Speaking about musical venues in the city would feel incomplete without addressing Toronto Radio Project, a former barber shop transformed into Toronto’s response to online radio stations like NTS and Berlin Community Radio. On a Thursday afternoon where sun streams through the window, station founder Frazer Lavendar and Patricia Omoruwa swap Detroit-tinged tracks on the latter’s Club Fitness show, making dad puns over the mic. Omoruwa speaks about the station fondly, explaining it’s a way to bridge gaps and make connections in the community – befriending those whose tracks she used to play during her University radio days. The station’s volunteer-run, humble and easy-going nature has made it a non-club hub for musical collaboration. White Material’s Galcher Lustwerk and Young Male drop by for an expectedly eclectic mid-afternoon set featuring Slim Thug and Scott Walker, and Primitive Language’s Nick Klein fleshes out his musical roots in between playing tracks, speaking candidly about how he grew up in a dance studio surrounded by his parents’ modern dance choreography and C&C Music Factory.

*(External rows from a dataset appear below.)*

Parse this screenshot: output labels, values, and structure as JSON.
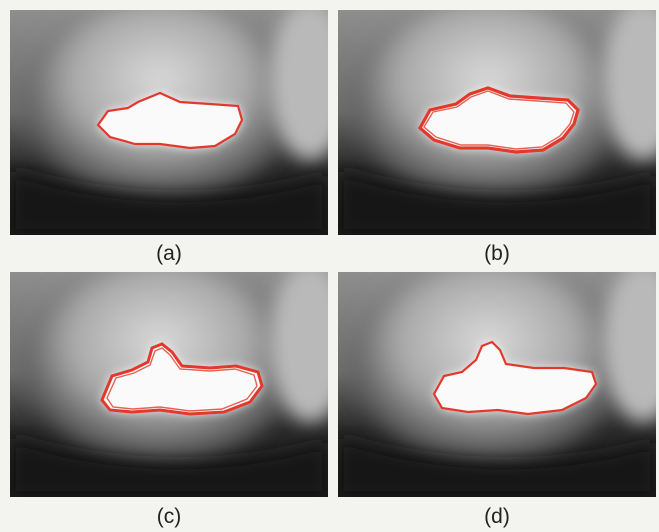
{
  "figure": {
    "panels": [
      {
        "id": "a",
        "caption": "(a)",
        "variant": "thin"
      },
      {
        "id": "b",
        "caption": "(b)",
        "variant": "thick"
      },
      {
        "id": "c",
        "caption": "(c)",
        "variant": "bump"
      },
      {
        "id": "d",
        "caption": "(d)",
        "variant": "clean-bump"
      }
    ],
    "contour_color": "#e2392c",
    "region_color": "#ffffff"
  }
}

Two other noteworthy non-club musical events in the city that have sprung up recently are Intersessions, a series of workshops curated by Chhavi Nanda that offers tutorials open to women looking to break into the scene, as well as the Get Inspired musical lecture series from It’s Not U It’s Me, where Objekt shares a self-deprecating smile with the crowd as he discusses how he obsessively created over a hundred draft versions of his track “Ganzfeld”.

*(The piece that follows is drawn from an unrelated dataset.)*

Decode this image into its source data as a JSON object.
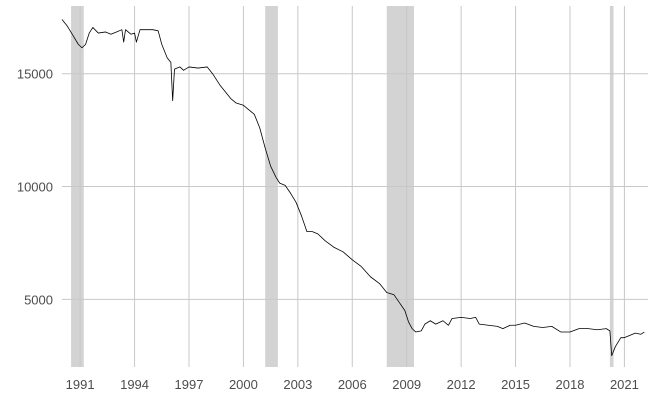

A unified yet diverse musical city still feels out of grasp for many Torontonians, but it’s a vision that partygoers and promoters alike feel is necessary. While the Toronto of the mid-2000s may have been content to let nightlife mogul Peter Gatien build garish mega clubs like Circa (featuring the unsettling spectacle of DJs spinning in the gigantic bathrooms), it’s become clear a decade later that no one else is going to save us but ourselves. Instead, we’re walking the middle path – acknowledging what Toronto does and doesn’t have the infrastructure to support – and always pushing, hoping, and dreaming for more.